Entre un Smog rachitique et les escapades spacieuses d’Idaho, le folk intense de Lazarus touche fréquemment notre corde sensible. Un très grand disque destiné aux folk-coreux écorchés.


Pour certains musiciens, enregistrer un bon disque signifie se payer le studio le plus hi-tec du moment, avec mini-bar et Playstation à portée de main. Pour d’autres, comme Lazarus, leur propre chambre et un modeste huit-pistes suffisent à leur bonheur. Alors évidemment, il n’y a pas de règles en ce qui concerne la confection d’un bon disque, mais cette approche intimiste à laquelle tend Lazarus, Six Organs of Admittance, Guided By VoicesWill Oldham nous conforte toujours dans l’idée qu’une oeuvre puissante puisse prendre forme avec des bouts de ficelle et surtout beaucoup de coeur. Car c’est souvent dans ces conditions-là que les meilleurs disques à la dérobée ont vu le jour. Et du coeur, William Lazarus semble en avoir en revendre par quintaux.

De son vrai nom William Trevor Montgomery, cet ancien membre de Tarentel vole de ses propres ailes depuis un an et demi. Enregistré dans sa chambre, son premier album Songs for an Unborn Sun présentait des folk songs très crues, croisement improbable entre Arab Strap et Palace. Ses chansons remplissaient pleinement le contrat d’exorcisme artistique, avec son déballage de sentiments confus sur fond de crudité sale et sexuelle.

En 2004, le guitariste a tourné aux côtés des Explosions in the Sky, ce qui lui a forcément donné quelques idées pour édulcorer son folk déprimé. Depuis, Lazarus est allé de l’avant, son second album n’est plus enregistré à portée de main de son réveil-matin, ni de sa fenêtre, mais dans des conditions studio honorables. Cependant, l’homme reste fidèle à ses racines, pour preuve, un second CD de démos est inclus avec la première édition de Like Trees We Grow Up To Be Satellites, comme si le bonhomme avait presque des remords d’avoir franchit les portes de ces maudits studios. On le rassurera, ses compositions fragiles n’ont pas été ébréchées et au contraire ont pris de l’ampleur.

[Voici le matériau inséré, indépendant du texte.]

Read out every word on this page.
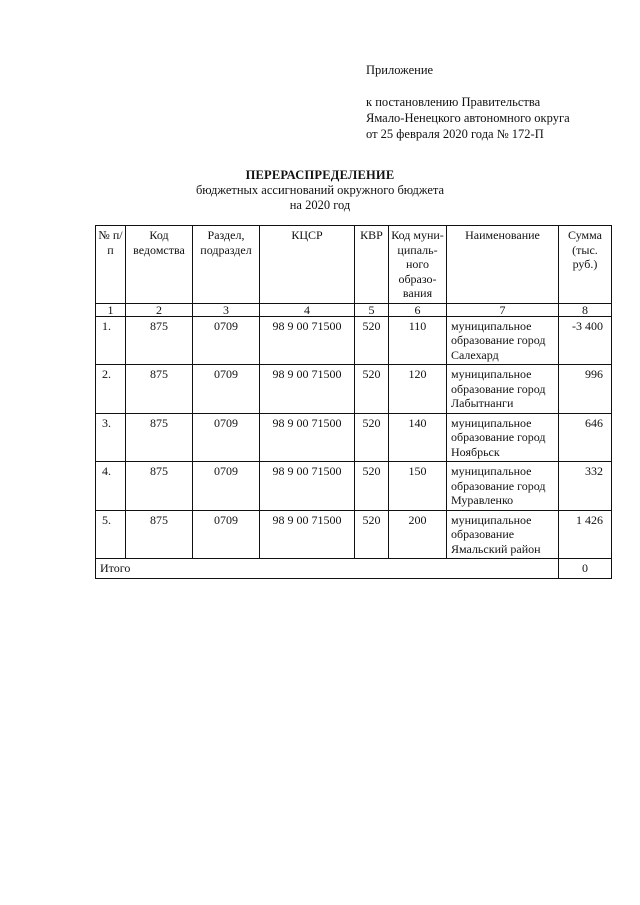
Приложение
к постановлению Правительства
Ямало-Ненецкого автономного округа
от 25 февраля 2020 года № 172-П
ПЕРЕРАСПРЕДЕЛЕНИЕ
бюджетных ассигнований окружного бюджета
на 2020 год
№ п/п	Код ведомства	Раздел, подраздел	КЦСР	КВР	Код муни-ципаль-ного образо-вания	Наименование	Сумма (тыс. руб.)
1	2	3	4	5	6	7	8
1.	875	0709	98 9 00 71500	520	110	муниципальное образование город Салехард	-3 400
2.	875	0709	98 9 00 71500	520	120	муниципальное образование город Лабытнанги	996
3.	875	0709	98 9 00 71500	520	140	муниципальное образование город Ноябрьск	646
4.	875	0709	98 9 00 71500	520	150	муниципальное образование город Муравленко	332
5.	875	0709	98 9 00 71500	520	200	муниципальное образование Ямальский район	1 426
Итого							0
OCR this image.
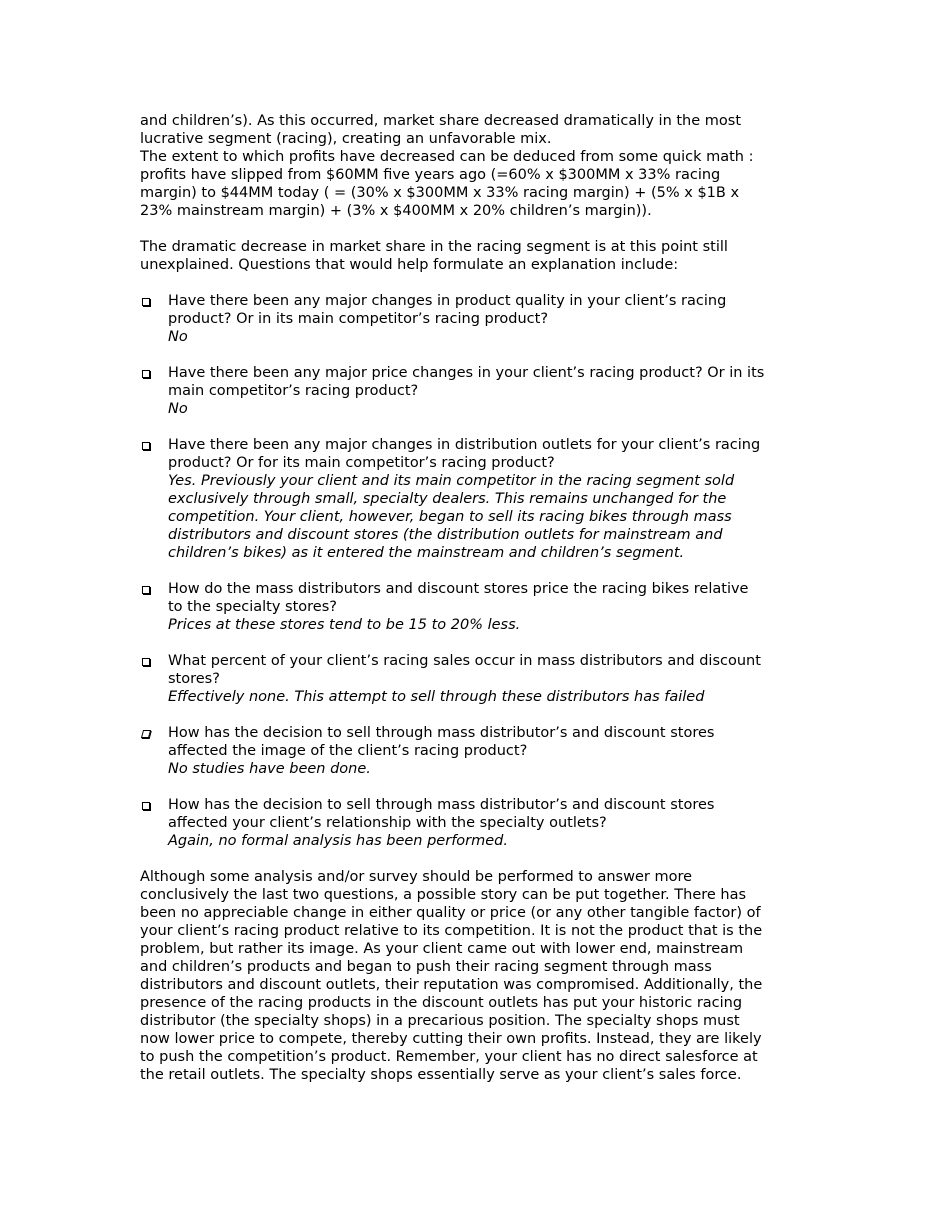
and children’s). As this occurred, market share decreased dramatically in the most
lucrative segment (racing), creating an unfavorable mix.
The extent to which profits have decreased can be deduced from some quick math :
profits have slipped from $60MM five years ago (=60% x $300MM x 33% racing
margin) to $44MM today ( = (30% x $300MM x 33% racing margin) + (5% x $1B x
23% mainstream margin) + (3% x $400MM x 20% children’s margin)).
The dramatic decrease in market share in the racing segment is at this point still
unexplained. Questions that would help formulate an explanation include:
Have there been any major changes in product quality in your client’s racing
product? Or in its main competitor’s racing product?
No
Have there been any major price changes in your client’s racing product? Or in its
main competitor’s racing product?
No
Have there been any major changes in distribution outlets for your client’s racing
product? Or for its main competitor’s racing product?
Yes. Previously your client and its main competitor in the racing segment sold
exclusively through small, specialty dealers. This remains unchanged for the
competition. Your client, however, began to sell its racing bikes through mass
distributors and discount stores (the distribution outlets for mainstream and
children’s bikes) as it entered the mainstream and children’s segment.
How do the mass distributors and discount stores price the racing bikes relative
to the specialty stores?
Prices at these stores tend to be 15 to 20% less.
What percent of your client’s racing sales occur in mass distributors and discount
stores?
Effectively none. This attempt to sell through these distributors has failed
How has the decision to sell through mass distributor’s and discount stores
affected the image of the client’s racing product?
No studies have been done.
How has the decision to sell through mass distributor’s and discount stores
affected your client’s relationship with the specialty outlets?
Again, no formal analysis has been performed.
Although some analysis and/or survey should be performed to answer more
conclusively the last two questions, a possible story can be put together. There has
been no appreciable change in either quality or price (or any other tangible factor) of
your client’s racing product relative to its competition. It is not the product that is the
problem, but rather its image. As your client came out with lower end, mainstream
and children’s products and began to push their racing segment through mass
distributors and discount outlets, their reputation was compromised. Additionally, the
presence of the racing products in the discount outlets has put your historic racing
distributor (the specialty shops) in a precarious position. The specialty shops must
now lower price to compete, thereby cutting their own profits. Instead, they are likely
to push the competition’s product. Remember, your client has no direct salesforce at
the retail outlets. The specialty shops essentially serve as your client’s sales force.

Accompagné de ses potes de Tarentel et produit par Scott Solter (Tarentel, Court & Spark), Like Trees… laisse toujours la part belle aux cordes en bronze de guitare folk, alignant des accords ou des arpèges bancales à la beauté aride. Quelques loops et notes de piano y ont été greffés, placés subtilement en arrière-fond, de manière à accroître ce sentiment de solitude et d’étrange plénitude. Et puis la magie fait le reste : Sur “This American Dream”, on comprend facilement pourquoi un rock critic américain a déclaré avoir pleuré en écoutant ce disque : Lazarus chante comme s’il semblait mordre la poussière à chaque couplet.

Qu’il soit d’une proximité désarmante, “Croslin St. (MCMSM)”, ou plus doux sur le flottant “Poet of Emptiness”, Lazarus ne fait pourtant aucun compromis, et c’est peut-être pour cela qu’on adhère si facilement à sa cause. Et même lorsque le bonhomme s’accorde un interlude rock sur “Singing to the Thieves”, ce vague à l’âme ne veut pas disparaître. Preuve que ce mal-là n’est pas près de cicatriser et nous réservera pour sûr à l’avenir encore quelques grands moments de spleen intense. Tout de même, quel bonheur paradoxal que d’écrire des folk-songs.